- Area of Silvanus, and Temple of Hercules (Martial, ix. 64, 101).
- Tomb of Gallienus and Flavius Severus.
The railway to Naples crosses at the tenth mile. Carriages cannot pass, but can turn into the Via Appia Nova. (See [page 328].)
APPII FORUM AND THE THREE TAVERNS.
Tres Tabernæ was a mutatio, or halting-place, 11 miles from the Porta Capena on the Via Appia, at the place now called Frattocchie. It is 10 miles from the Porta S. Sebastiano and 11 from the Porta S. Giovanni on the Via Appia Nova, or 9 English miles 326 yards from the Porta Appia. Here the four roads from Rome, Tusculum, Alba Longa, and Antium met and continued southwards as one road. It is still a halting-place, and taverns necessarily grace it. Its exact location is explicitly pointed out by Cicero. He says to Atticus (ii. 10), "I had come out of the Antian way into the Appian way at the Tres Tabernæ, on the Festival of Ceres. When my Curio, coming from Rome, met me, at the same place came your servant with letters from you [from Tusculum]. Written at the 10th hour (4 p.m.), Apl. 12th," B.C. 58. Continuing his journey to Formiæ, Cicero again writes to Atticus: "From Appii Forum, at the 4th hour (10 p.m.). I wrote a little while before from the Tres Tabernæ" (ii. 11). So it took him six hours to do the 32 miles between Tres Tabernæ and Appii Forum. Cicero knew the spot well, for it was the scene of the murder of Clodius. "Severus was detained a prisoner at a state villa at the 13th mile on the Appian way, where he was strangled, and then brought back to the 8th mile [from the Porta Appia] and buried in the tomb of Gallienus" ("Excerpta Valesiana," iv. 10). "Severus was murdered near to the Tres Tabernæ of Rome by Maximianus; and his body was placed in the sepulchre of Gallienus, which is 9 miles from the city [Porta Capena] on the Appian way" (Aurelius Victor, "Ep." xl. 3). Some have located Tres Tabernæ at Sermoneta, 23 miles, others at Cisterna, 30 miles from Rome. In the first case Cicero would have taken five hours to do the 20 miles, and in the second case five hours to do 13 miles; besides, the Antian joins the Appian way 11 miles from Rome. These writers were evidently misled by the medieval forgery known as the Tabula Peutingeriana, which is in the Vienna Library.

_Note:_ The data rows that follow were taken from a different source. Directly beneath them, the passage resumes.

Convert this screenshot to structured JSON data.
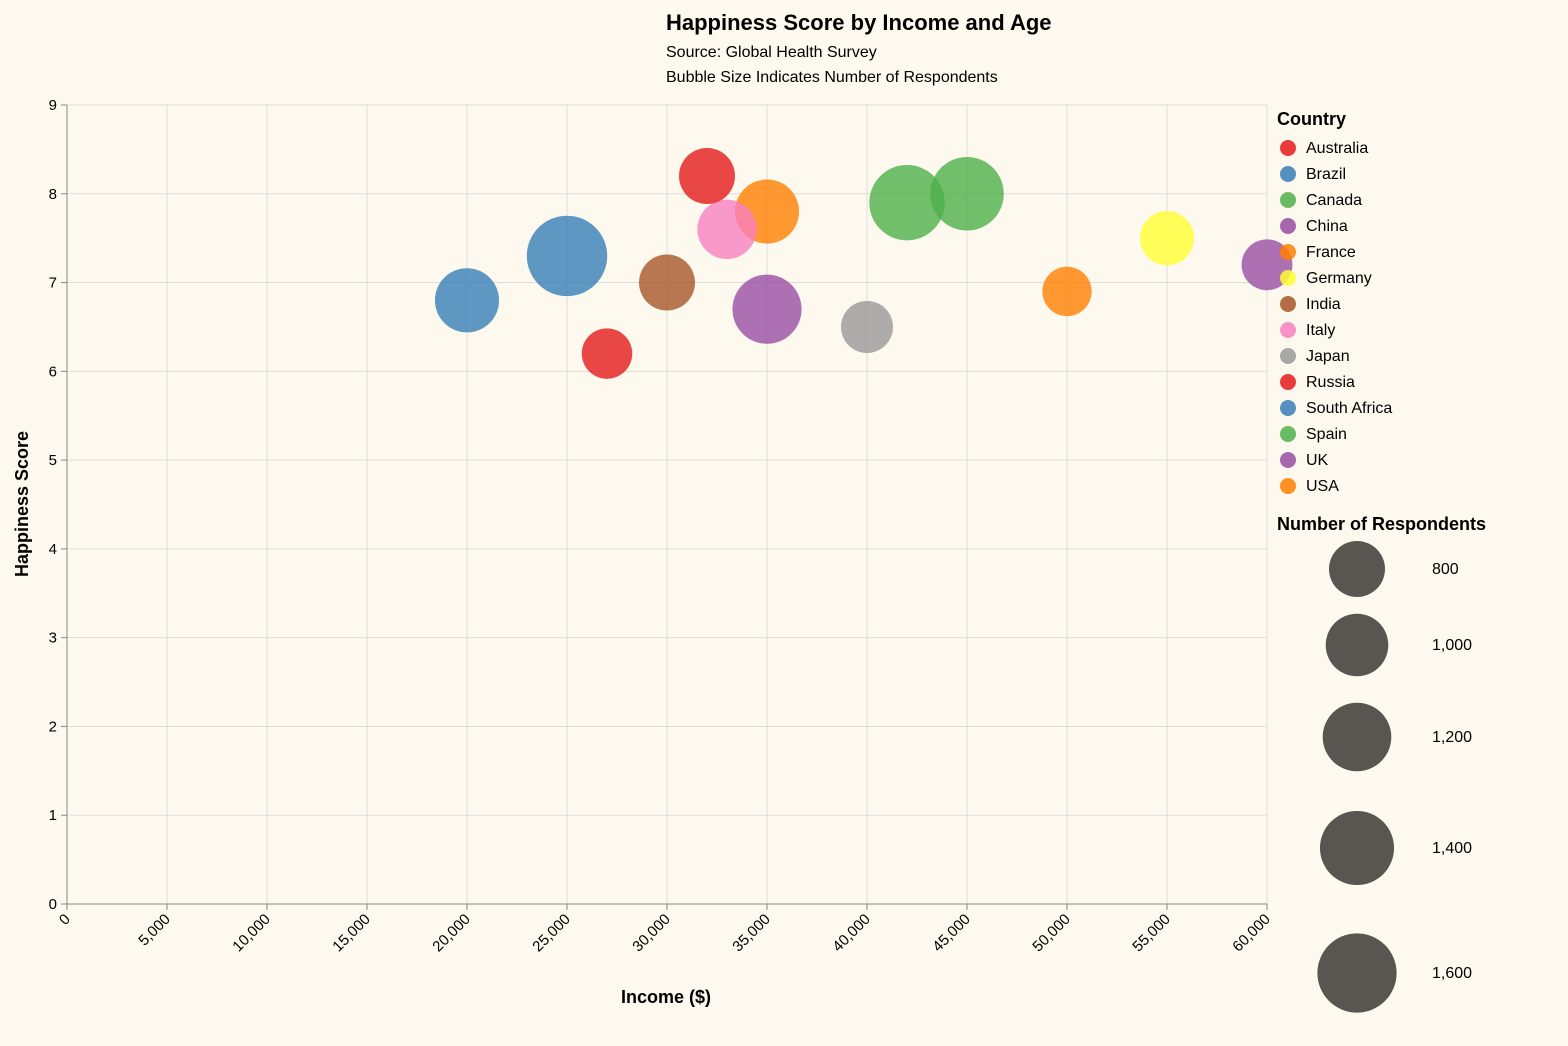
{
  "chart_data": {
    "type": "scatter",
    "title": "Happiness Score by Income and Age",
    "subtitle": [
      "Source: Global Health Survey",
      "Bubble Size Indicates Number of Respondents"
    ],
    "xlabel": "Income ($)",
    "ylabel": "Happiness Score",
    "xlim": [
      0,
      60000
    ],
    "ylim": [
      0,
      9
    ],
    "x_ticks": [
      0,
      5000,
      10000,
      15000,
      20000,
      25000,
      30000,
      35000,
      40000,
      45000,
      50000,
      55000,
      60000
    ],
    "x_tick_labels": [
      "0",
      "5,000",
      "10,000",
      "15,000",
      "20,000",
      "25,000",
      "30,000",
      "35,000",
      "40,000",
      "45,000",
      "50,000",
      "55,000",
      "60,000"
    ],
    "y_ticks": [
      0,
      1,
      2,
      3,
      4,
      5,
      6,
      7,
      8,
      9
    ],
    "y_tick_labels": [
      "0",
      "1",
      "2",
      "3",
      "4",
      "5",
      "6",
      "7",
      "8",
      "9"
    ],
    "grid": true,
    "color_legend": {
      "title": "Country",
      "position": "right",
      "entries": [
        {
          "name": "Australia",
          "color": "#e41a1c"
        },
        {
          "name": "Brazil",
          "color": "#377eb8"
        },
        {
          "name": "Canada",
          "color": "#4daf4a"
        },
        {
          "name": "China",
          "color": "#984ea3"
        },
        {
          "name": "France",
          "color": "#ff7f00"
        },
        {
          "name": "Germany",
          "color": "#ffff33"
        },
        {
          "name": "India",
          "color": "#a65628"
        },
        {
          "name": "Italy",
          "color": "#f781bf"
        },
        {
          "name": "Japan",
          "color": "#999999"
        },
        {
          "name": "Russia",
          "color": "#e41a1c"
        },
        {
          "name": "South Africa",
          "color": "#377eb8"
        },
        {
          "name": "Spain",
          "color": "#4daf4a"
        },
        {
          "name": "UK",
          "color": "#984ea3"
        },
        {
          "name": "USA",
          "color": "#ff7f00"
        }
      ]
    },
    "size_legend": {
      "title": "Number of Respondents",
      "values": [
        800,
        1000,
        1200,
        1400,
        1600
      ],
      "labels": [
        "800",
        "1,000",
        "1,200",
        "1,400",
        "1,600"
      ],
      "color": "#595652"
    },
    "points": [
      {
        "country": "Australia",
        "income": 32000,
        "happiness": 8.2,
        "respondents": 800
      },
      {
        "country": "Russia",
        "income": 27000,
        "happiness": 6.2,
        "respondents": 650
      },
      {
        "country": "France",
        "income": 35000,
        "happiness": 7.8,
        "respondents": 1050
      },
      {
        "country": "USA",
        "income": 50000,
        "happiness": 6.9,
        "respondents": 620
      },
      {
        "country": "South Africa",
        "income": 25000,
        "happiness": 7.3,
        "respondents": 1650
      },
      {
        "country": "Brazil",
        "income": 20000,
        "happiness": 6.8,
        "respondents": 1050
      },
      {
        "country": "India",
        "income": 30000,
        "happiness": 7.0,
        "respondents": 800
      },
      {
        "country": "Italy",
        "income": 33000,
        "happiness": 7.6,
        "respondents": 900
      },
      {
        "country": "China",
        "income": 35000,
        "happiness": 6.7,
        "respondents": 1220
      },
      {
        "country": "Japan",
        "income": 40000,
        "happiness": 6.5,
        "respondents": 690
      },
      {
        "country": "Spain",
        "income": 42000,
        "happiness": 7.9,
        "respondents": 1450
      },
      {
        "country": "Canada",
        "income": 45000,
        "happiness": 8.0,
        "respondents": 1380
      },
      {
        "country": "Germany",
        "income": 55000,
        "happiness": 7.5,
        "respondents": 750
      },
      {
        "country": "UK",
        "income": 60000,
        "happiness": 7.2,
        "respondents": 660
      }
    ]
  }
}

Appii Forum was a town of the Volsci, 43 miles from Rome, where travellers embarked or disembarked, passing the Pontine marshes by means of the canal. Horace ("Sat." i. 5) describes it as "stuffed with sailors and surly landlords." These places are interesting, being the meeting-places of the Roman Christians with St. Paul. "And from Rome, when the brethren heard of us, they came to meet us as far as Appii Forum and Tres Tabernæ" (Acts xxviii. 15).